“We have informed Sudanese authorities to tighten their border control to deter smuggling, else will lead to eventual cutting or impacting of diplomatic relations” – Ethiopian FM
BY YONAS ABIYE | THE REPORTER
The Ethiopian government has urged Sudan to control the illegal arms being smuggled through their common border, which otherwise might bring an unwanted diplomatic setback between the two nations, the Ministry of Foreign Affairs told the legislative.
Presenting its six-month report to the House of Peoples’ Representatives on Tuesday, the Minister of Foreign Affairs, Dr. Workneh Gebeyehu indicated that over the past few months, the government has observed a decline in the level of fire arms being smuggled in through all border points, while still the highest number of illegal arms is coming from Sudan.
The Minister told the House that the Ethiopian government “has clearly informed the Sudanese President, Omar al-Beshir, and his respective ministers that the Sudanese government should take the concern of Ethiopia very seriously; and take in to account how this uncontrolled arms trafficking would affect the stability and security of Ethiopia.”
“We have held frequent discussions with the Sudanese officials through diplomatic channels as well as special meetings at higher government levels,” Workneh told the House, adding that both governments have already identified who are behind the arms trafficking as well as how they have been smuggling.

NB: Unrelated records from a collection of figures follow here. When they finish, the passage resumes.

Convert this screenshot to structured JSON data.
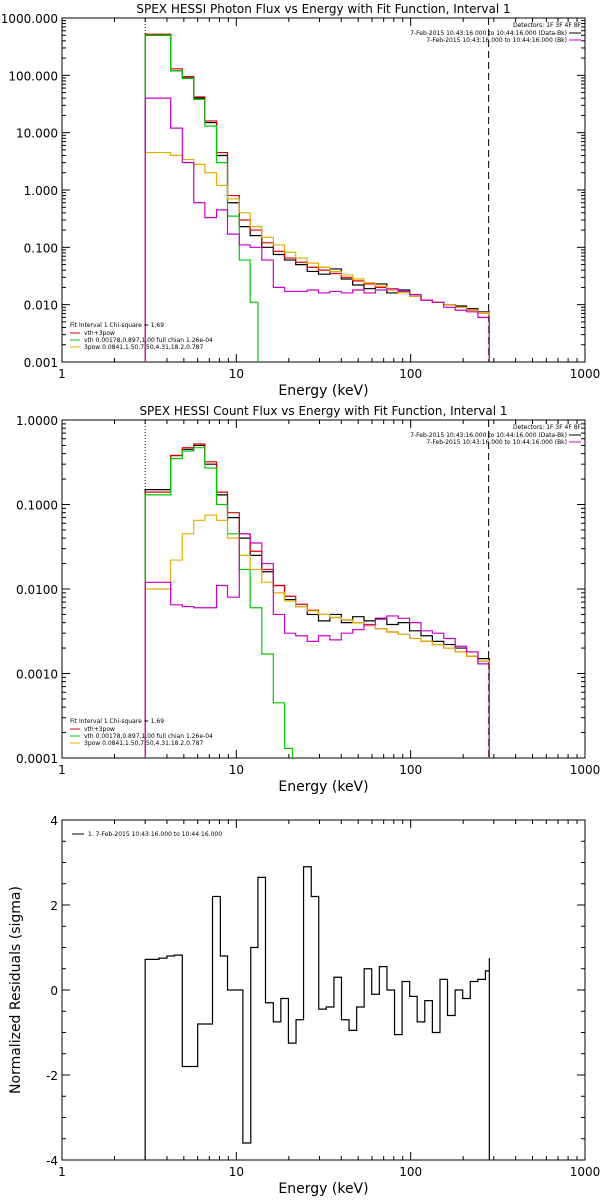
{
  "chart_data": [
    {
      "type": "line",
      "title": "SPEX HESSI Photon Flux vs Energy with Fit Function, Interval 1",
      "xlabel": "Energy (keV)",
      "ylabel": "",
      "xscale": "log",
      "yscale": "log",
      "xlim": [
        1,
        1000
      ],
      "ylim": [
        0.001,
        1000
      ],
      "xticks": [
        1,
        10,
        100,
        1000
      ],
      "xtick_labels": [
        "1",
        "10",
        "100",
        "1000"
      ],
      "yticks": [
        0.001,
        0.01,
        0.1,
        1,
        10,
        100,
        1000
      ],
      "ytick_labels": [
        "0.001",
        "0.010",
        "0.100",
        "1.000",
        "10.000",
        "100.000",
        "1000.000"
      ],
      "vlines": [
        {
          "x": 3,
          "style": "dotted",
          "color": "#000000"
        },
        {
          "x": 280,
          "style": "dashed",
          "color": "#000000"
        }
      ],
      "legend_topright": {
        "header": "Detectors: 1F 3F 4F 8F",
        "entries": [
          {
            "text": "7-Feb-2015 10:43:16.000 to 10:44:16.000 (Data-Bk)",
            "color": "#000000"
          },
          {
            "text": "7-Feb-2015 10:43:16.000 to 10:44:16.000 (Bk)",
            "color": "#cc00cc"
          }
        ]
      },
      "legend_bottomleft": {
        "header": "Fit Interval  1    Chi-square = 1.69",
        "entries": [
          {
            "text": "vth+3pow",
            "color": "#e00000"
          },
          {
            "text": "vth 0.00178,0.897,1.00  full chian 1.26e-04",
            "color": "#00cc00"
          },
          {
            "text": "3pow 0.0841,1.50,7.50,4.31,18.2,0.787",
            "color": "#e0b000"
          }
        ]
      },
      "series": [
        {
          "key": "data",
          "color": "#000000",
          "x": [
            3.0,
            3.6,
            4.2,
            4.9,
            5.7,
            6.6,
            7.7,
            8.9,
            10.4,
            12.0,
            14.0,
            16.3,
            18.9,
            21.9,
            25.5,
            29.6,
            34.4,
            40.0,
            46.5,
            54.0,
            62.8,
            73.0,
            84.8,
            98.6,
            114.6,
            133.2,
            154.8,
            180.0,
            209.2,
            243.2,
            282.6
          ],
          "y": [
            500,
            500,
            120,
            90,
            40,
            15,
            4.0,
            0.6,
            0.23,
            0.16,
            0.1,
            0.075,
            0.06,
            0.05,
            0.038,
            0.034,
            0.042,
            0.028,
            0.022,
            0.019,
            0.023,
            0.016,
            0.018,
            0.015,
            0.012,
            0.011,
            0.01,
            0.0095,
            0.0085,
            0.0075,
            0.006
          ]
        },
        {
          "key": "fit_total",
          "color": "#e00000",
          "x": [
            3.0,
            3.6,
            4.2,
            4.9,
            5.7,
            6.6,
            7.7,
            8.9,
            10.4,
            12.0,
            14.0,
            16.3,
            18.9,
            21.9,
            25.5,
            29.6,
            34.4,
            40.0,
            46.5,
            54.0,
            62.8,
            73.0,
            84.8,
            98.6,
            114.6,
            133.2,
            154.8,
            180.0,
            209.2,
            243.2,
            282.6
          ],
          "y": [
            520,
            520,
            130,
            95,
            42,
            16,
            4.5,
            0.8,
            0.3,
            0.2,
            0.12,
            0.085,
            0.065,
            0.055,
            0.045,
            0.04,
            0.035,
            0.03,
            0.026,
            0.023,
            0.02,
            0.018,
            0.016,
            0.014,
            0.012,
            0.011,
            0.01,
            0.009,
            0.008,
            0.0072,
            0.0065
          ]
        },
        {
          "key": "fit_vth",
          "color": "#00cc00",
          "x": [
            3.0,
            3.6,
            4.2,
            4.9,
            5.7,
            6.6,
            7.7,
            8.9,
            10.4,
            12.0,
            13.3
          ],
          "y": [
            500,
            500,
            120,
            88,
            38,
            13,
            3.0,
            0.35,
            0.06,
            0.011,
            0.0013
          ]
        },
        {
          "key": "fit_3pow",
          "color": "#e0b000",
          "x": [
            3.0,
            3.6,
            4.2,
            4.9,
            5.7,
            6.6,
            7.7,
            8.9,
            10.4,
            12.0,
            14.0,
            16.3,
            18.9,
            21.9,
            25.5,
            29.6,
            34.4,
            40.0,
            46.5,
            54.0,
            62.8,
            73.0,
            84.8,
            98.6,
            114.6,
            133.2,
            154.8,
            180.0,
            209.2,
            243.2,
            282.6
          ],
          "y": [
            4.5,
            4.5,
            4.0,
            3.4,
            2.8,
            2.0,
            1.2,
            0.7,
            0.4,
            0.23,
            0.15,
            0.11,
            0.082,
            0.065,
            0.053,
            0.045,
            0.038,
            0.033,
            0.028,
            0.024,
            0.021,
            0.018,
            0.016,
            0.014,
            0.012,
            0.011,
            0.01,
            0.009,
            0.008,
            0.0073,
            0.0066
          ]
        },
        {
          "key": "background",
          "color": "#cc00cc",
          "x": [
            3.0,
            3.6,
            4.2,
            4.9,
            5.7,
            6.6,
            7.7,
            8.9,
            10.4,
            12.0,
            14.0,
            16.3,
            18.9,
            21.9,
            25.5,
            29.6,
            34.4,
            40.0,
            46.5,
            54.0,
            62.8,
            73.0,
            84.8,
            98.6,
            114.6,
            133.2,
            154.8,
            180.0,
            209.2,
            243.2,
            282.6
          ],
          "y": [
            40,
            40,
            12,
            3.0,
            0.6,
            0.33,
            0.45,
            0.17,
            0.11,
            0.1,
            0.06,
            0.02,
            0.017,
            0.017,
            0.018,
            0.016,
            0.017,
            0.016,
            0.018,
            0.016,
            0.018,
            0.019,
            0.017,
            0.015,
            0.012,
            0.011,
            0.009,
            0.008,
            0.0075,
            0.006,
            0.005
          ]
        }
      ]
    },
    {
      "type": "line",
      "title": "SPEX HESSI Count Flux vs Energy with Fit Function, Interval 1",
      "xlabel": "Energy (keV)",
      "ylabel": "",
      "xscale": "log",
      "yscale": "log",
      "xlim": [
        1,
        1000
      ],
      "ylim": [
        0.0001,
        1
      ],
      "xticks": [
        1,
        10,
        100,
        1000
      ],
      "xtick_labels": [
        "1",
        "10",
        "100",
        "1000"
      ],
      "yticks": [
        0.0001,
        0.001,
        0.01,
        0.1,
        1
      ],
      "ytick_labels": [
        "0.0001",
        "0.0010",
        "0.0100",
        "0.1000",
        "1.0000"
      ],
      "vlines": [
        {
          "x": 3,
          "style": "dotted",
          "color": "#000000"
        },
        {
          "x": 280,
          "style": "dashed",
          "color": "#000000"
        }
      ],
      "legend_topright": {
        "header": "Detectors: 1F 3F 4F 8F",
        "entries": [
          {
            "text": "7-Feb-2015 10:43:16.000 to 10:44:16.000 (Data-Bk)",
            "color": "#000000"
          },
          {
            "text": "7-Feb-2015 10:43:16.000 to 10:44:16.000 (Bk)",
            "color": "#cc00cc"
          }
        ]
      },
      "legend_bottomleft": {
        "header": "Fit Interval  1    Chi-square = 1.69",
        "entries": [
          {
            "text": "vth+3pow",
            "color": "#e00000"
          },
          {
            "text": "vth 0.00178,0.897,1.00  full chian 1.26e-04",
            "color": "#00cc00"
          },
          {
            "text": "3pow 0.0841,1.50,7.50,4.31,18.2,0.787",
            "color": "#e0b000"
          }
        ]
      },
      "series": [
        {
          "key": "data",
          "color": "#000000",
          "x": [
            3.0,
            3.6,
            4.2,
            4.9,
            5.7,
            6.6,
            7.7,
            8.9,
            10.4,
            12.0,
            14.0,
            16.3,
            18.9,
            21.9,
            25.5,
            29.6,
            34.4,
            40.0,
            46.5,
            54.0,
            62.8,
            73.0,
            84.8,
            98.6,
            114.6,
            133.2,
            154.8,
            180.0,
            209.2,
            243.2,
            282.6
          ],
          "y": [
            0.15,
            0.15,
            0.38,
            0.45,
            0.5,
            0.3,
            0.13,
            0.07,
            0.04,
            0.025,
            0.016,
            0.011,
            0.0075,
            0.0062,
            0.005,
            0.0042,
            0.005,
            0.004,
            0.0047,
            0.0042,
            0.0045,
            0.0038,
            0.004,
            0.0032,
            0.0028,
            0.0024,
            0.0022,
            0.002,
            0.0018,
            0.0015,
            0.0013
          ]
        },
        {
          "key": "fit_total",
          "color": "#e00000",
          "x": [
            3.0,
            3.6,
            4.2,
            4.9,
            5.7,
            6.6,
            7.7,
            8.9,
            10.4,
            12.0,
            14.0,
            16.3,
            18.9,
            21.9,
            25.5,
            29.6,
            34.4,
            40.0,
            46.5,
            54.0,
            62.8,
            73.0,
            84.8,
            98.6,
            114.6,
            133.2,
            154.8,
            180.0,
            209.2,
            243.2,
            282.6
          ],
          "y": [
            0.14,
            0.14,
            0.38,
            0.47,
            0.52,
            0.32,
            0.14,
            0.08,
            0.045,
            0.028,
            0.017,
            0.011,
            0.0082,
            0.0066,
            0.0056,
            0.005,
            0.0046,
            0.0043,
            0.004,
            0.0037,
            0.0034,
            0.0031,
            0.0029,
            0.0026,
            0.0024,
            0.0022,
            0.002,
            0.0018,
            0.0016,
            0.0014,
            0.0012
          ]
        },
        {
          "key": "fit_vth",
          "color": "#00cc00",
          "x": [
            3.0,
            3.6,
            4.2,
            4.9,
            5.7,
            6.6,
            7.7,
            8.9,
            10.4,
            12.0,
            14.0,
            16.3,
            18.9,
            21.0
          ],
          "y": [
            0.13,
            0.13,
            0.35,
            0.43,
            0.47,
            0.27,
            0.1,
            0.045,
            0.017,
            0.006,
            0.0017,
            0.00045,
            0.00013,
            0.0001
          ]
        },
        {
          "key": "fit_3pow",
          "color": "#e0b000",
          "x": [
            3.0,
            3.6,
            4.2,
            4.9,
            5.7,
            6.6,
            7.7,
            8.9,
            10.4,
            12.0,
            14.0,
            16.3,
            18.9,
            21.9,
            25.5,
            29.6,
            34.4,
            40.0,
            46.5,
            54.0,
            62.8,
            73.0,
            84.8,
            98.6,
            114.6,
            133.2,
            154.8,
            180.0,
            209.2,
            243.2,
            282.6
          ],
          "y": [
            0.01,
            0.01,
            0.022,
            0.045,
            0.065,
            0.075,
            0.065,
            0.04,
            0.025,
            0.017,
            0.012,
            0.009,
            0.0072,
            0.0062,
            0.0055,
            0.005,
            0.0046,
            0.0043,
            0.004,
            0.0037,
            0.0034,
            0.0031,
            0.0029,
            0.0026,
            0.0024,
            0.0022,
            0.002,
            0.0018,
            0.0016,
            0.0014,
            0.0012
          ]
        },
        {
          "key": "background",
          "color": "#cc00cc",
          "x": [
            3.0,
            3.6,
            4.2,
            4.9,
            5.7,
            6.6,
            7.7,
            8.9,
            10.4,
            12.0,
            14.0,
            16.3,
            18.9,
            21.9,
            25.5,
            29.6,
            34.4,
            40.0,
            46.5,
            54.0,
            62.8,
            73.0,
            84.8,
            98.6,
            114.6,
            133.2,
            154.8,
            180.0,
            209.2,
            243.2,
            282.6
          ],
          "y": [
            0.012,
            0.012,
            0.0065,
            0.0062,
            0.006,
            0.006,
            0.011,
            0.008,
            0.045,
            0.035,
            0.02,
            0.005,
            0.003,
            0.0028,
            0.0024,
            0.0028,
            0.0025,
            0.003,
            0.0033,
            0.0038,
            0.0044,
            0.0048,
            0.0045,
            0.004,
            0.0032,
            0.003,
            0.0026,
            0.0021,
            0.0018,
            0.0013,
            0.001
          ]
        }
      ]
    },
    {
      "type": "line",
      "title": "",
      "xlabel": "Energy (keV)",
      "ylabel": "Normalized Residuals (sigma)",
      "xscale": "log",
      "yscale": "linear",
      "xlim": [
        1,
        1000
      ],
      "ylim": [
        -4,
        4
      ],
      "xticks": [
        1,
        10,
        100,
        1000
      ],
      "xtick_labels": [
        "1",
        "10",
        "100",
        "1000"
      ],
      "yticks": [
        -4,
        -2,
        0,
        2,
        4
      ],
      "ytick_labels": [
        "-4",
        "-2",
        "0",
        "2",
        "4"
      ],
      "legend": {
        "entries": [
          {
            "text": "1.  7-Feb-2015 10:43:16.000 to 10:44:16.000",
            "color": "#000000"
          }
        ]
      },
      "series": [
        {
          "key": "residuals",
          "color": "#000000",
          "x": [
            3.0,
            3.3,
            3.6,
            4.0,
            4.4,
            4.9,
            5.4,
            6.0,
            6.6,
            7.3,
            8.1,
            8.9,
            9.9,
            10.9,
            12.1,
            13.3,
            14.7,
            16.3,
            18.0,
            19.9,
            22.0,
            24.3,
            26.9,
            29.7,
            32.8,
            36.3,
            40.1,
            44.3,
            49.0,
            54.1,
            59.8,
            66.1,
            73.1,
            80.8,
            89.3,
            98.7,
            109.0,
            120.5,
            133.2,
            147.3,
            162.7,
            179.9,
            198.8,
            219.7,
            242.8,
            268.4,
            282.6
          ],
          "y": [
            0.72,
            0.72,
            0.75,
            0.8,
            0.82,
            -1.8,
            -1.8,
            -0.8,
            -0.8,
            2.2,
            0.8,
            0.0,
            0.0,
            -3.6,
            1.0,
            2.65,
            -0.3,
            -0.75,
            -0.2,
            -1.25,
            -0.7,
            2.9,
            2.2,
            -0.45,
            -0.4,
            0.3,
            -0.7,
            -0.95,
            -0.4,
            0.5,
            -0.1,
            0.55,
            0.0,
            -1.05,
            0.2,
            -0.15,
            -0.75,
            -0.25,
            -1.0,
            0.25,
            -0.6,
            0.0,
            -0.2,
            0.2,
            0.25,
            0.45,
            0.75
          ]
        }
      ]
    }
  ]
}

Furthermore, the Minister said that, “We have informed the Sudanese officials that they should tighten their border control to deter smuggling. We have clearly informed them that, otherwise, this will eventually lead to impacting our relations.”
Additionally, the Minister told the House that Ethiopia has identified the manufacturer of the guns mostly smuggled to Ethiopia.
“We have discussed with the manufacturer of the gun. We still keep following up on this issue seriously,” he went on citing international laws and treaties over illegal gun trafficking and the right way of selling armaments.
“It has to be carried out in a legitimate way, in a sovereign nation along with the proper identifications, make and model of the gun and other information,” he said. However, he did not disclose the name and the country of origin for the manufacturer of the arms being smuggled into Ethiopia.
Besides reporting on the efforts made in addressing the arms trafficking issue; the renewed Ethio-Eritrean relation and the subsequent progress registered in the past six months was also another issue included in Workneh’s report.
Citing the praise the Ethiopian government has received from the international community following the rapprochement of the two countries; he reiterated the relationship is growing at a very fast pace. To support his argument, the Minister cited the opening of the border as an example of the progress made in the past six months.
However, MPs raised questions over the growing concern and potential challenges of border openings and the resulting border trade without putting in place a common legal framework.
Responding to the questions, the Minister disclosed that draft laws have already been finalized and are expected to be summited to the Council of Minister and will arrive at HPR upon the endorsement of the Council.
Workneh highlighted the overall diplomatic activities his office has carried out in the past six months, declaring it has registered “considerable gains”. He added that, in addition to Sudan and Eritrea, “the overall actives we have undertaken so far are successful diplomatic achievements that has ensured sustainable relationships with neighboring countries in particular and other countries and development partners in general.”
He further told the House that Ethiopia has sent a draft document to Asmara specifying port usage rates and logistics service provisions by Eritrean.
In addition to that, he added that a continuous dialogue has been held with relevant bodies to resolve the problems along the Ethio-Djibouti corridor while discussions were held with Somalia to use ports in Somalia as well.
Workneh also highlighted efforts to persuade Nile basin countries to ratify and sign the Cooperative Framework Agreement (CPA).
After hearing the report, the Peace and Foreign Affairs Standing Committee of the House in its part lauded the encouraging achievements of the Ministry in terms of restoring peace with Eritrea and the Horn on top of enhancing development cooperation, and diplomatic relations with several countries.
According to the Standing Committee, other works that have been carried out by the ministry were also encouraging particularly relating to the Ethiopian Diaspora and the diplomatic relations with various countries to scale up financial support.
However, budget performance, audit findings and cooperative negotiations with Nile basin countries were among the issues recommended by the standing committee to be addressed.